Ops have been attuned to the rhythms of IT, but Dev are breaking in with their own, much faster beat. Instead of trying to ignore or outdo each other, Dev and Ops should join together to make great music.
It’s Friday, so I found myself staring idly into space instead of at the screen of my MacBook, when this phrase popped unbidden into my mind: “the rhythm of IT”.
Now if you’ve seen sysadmins dancing, you know that rhythm is often severely lacking in the NOC – but bear with me here.
There is in fact a definite rhythm to enterprise IT operations, and pros quickly become attuned to it: Patch Tuesday every month, application releases every quarter (or two, or six), processor updates every year, OS updates every two years, hardware refresh every three years, and so on. You can set your calendar by these events and plan for them well ahead of time – or at least, you used to be able to.
These days, a new rhythm is disturbing the leisurely beat of Ops. I’m visualising the famous Aerosmith / Run-DMC video for “Walk This Way”here. Ops are working away in the NOC, but the thump of the Dev beat from the other side of the wall is throwing them off. Worse, Dev is playing faster and faster, adopting new tunes like Agile and CI/CD, and demanding that Ops join in and keep up.
There’s no option to stop now; there’s a big audience watching this show, and they’ll get testy and perhaps even start throwing things if Ops drop the beat. This means that Ops are having to pick it up as they go along, trying to learn new instruments or play existing instruments in new ways. On the plus side, this looks like it might be a way to get some of the attention that has been showered on the Dev half of the band, so it’s not all bad.

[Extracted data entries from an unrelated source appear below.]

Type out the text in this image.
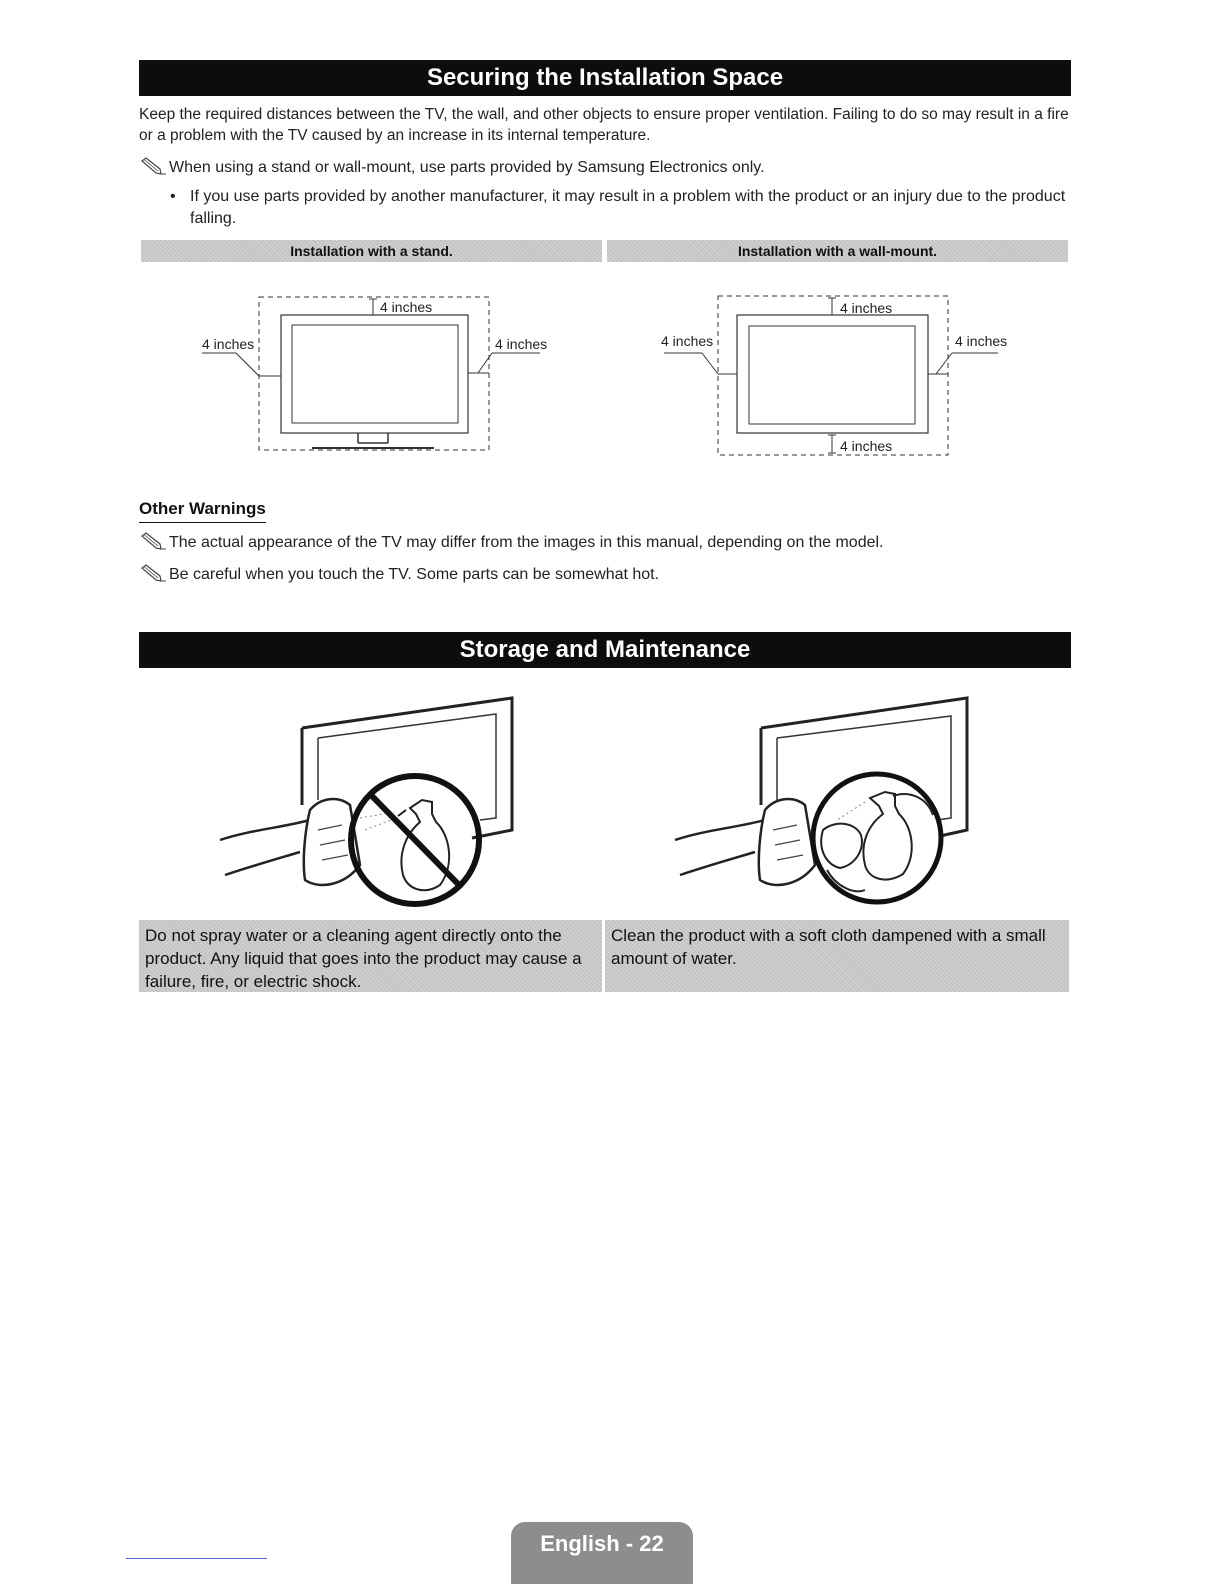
Securing the Installation Space
Keep the required distances between the TV, the wall, and other objects to ensure proper ventilation. Failing to do so may result in a fire or a problem with the TV caused by an increase in its internal temperature.
When using a stand or wall-mount, use parts provided by Samsung Electronics only.
• If you use parts provided by another manufacturer, it may result in a problem with the product or an injury due to the product falling.
Installation with a stand.	Installation with a wall-mount.
4 inches
4 inches	4 inches
4 inches
4 inches
4 inches	4 inches
Other Warnings
The actual appearance of the TV may differ from the images in this manual, depending on the model.
Be careful when you touch the TV. Some parts can be somewhat hot.
Storage and Maintenance
Do not spray water or a cleaning agent directly onto the product. Any liquid that goes into the product may cause a failure, fire, or electric shock.
Clean the product with a soft cloth dampened with a small amount of water.
English - 22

Here’s the thing: IT Ops are not going to be able to make new music in the same old way. You might be able to freestyle on a grand piano, but big difference with the new rhythm of IT is that it doesn’t give you the sort of extensive rehearsal time that Ops are used to. It’s more about Dev and Ops jamming together, building on each other’s riffs in real time.
This new way of making music doesn’t work if it’s just a never-ending solo from Dev, either. Developers might get a lot of the limelight, but they need a solid Ops backing track to shine. Both audiences and fellow musicians hate it when someone self-indulgently hogs the limelight, and the bands that are successful long-term are the ones with an interplay of different characters, each with their own strengths.
That is not to say that Ops should attempt to become Dev either! Back to Aerosmith and Run-DMC: one of the many things that are right about that video is that Steven Tyler doesn’t try to rap alongside Run-DMC, but focuses on his own rock-star act, whipping that microphone stand around as he goes. While I don’t advise doing that in the middle of investigating why the app is not responding, it’s certainly true that what organizations need is for Ops types to focus on being better at Ops, so they can work better with Dev.
That’s how Dev and Ops can make beautiful music together.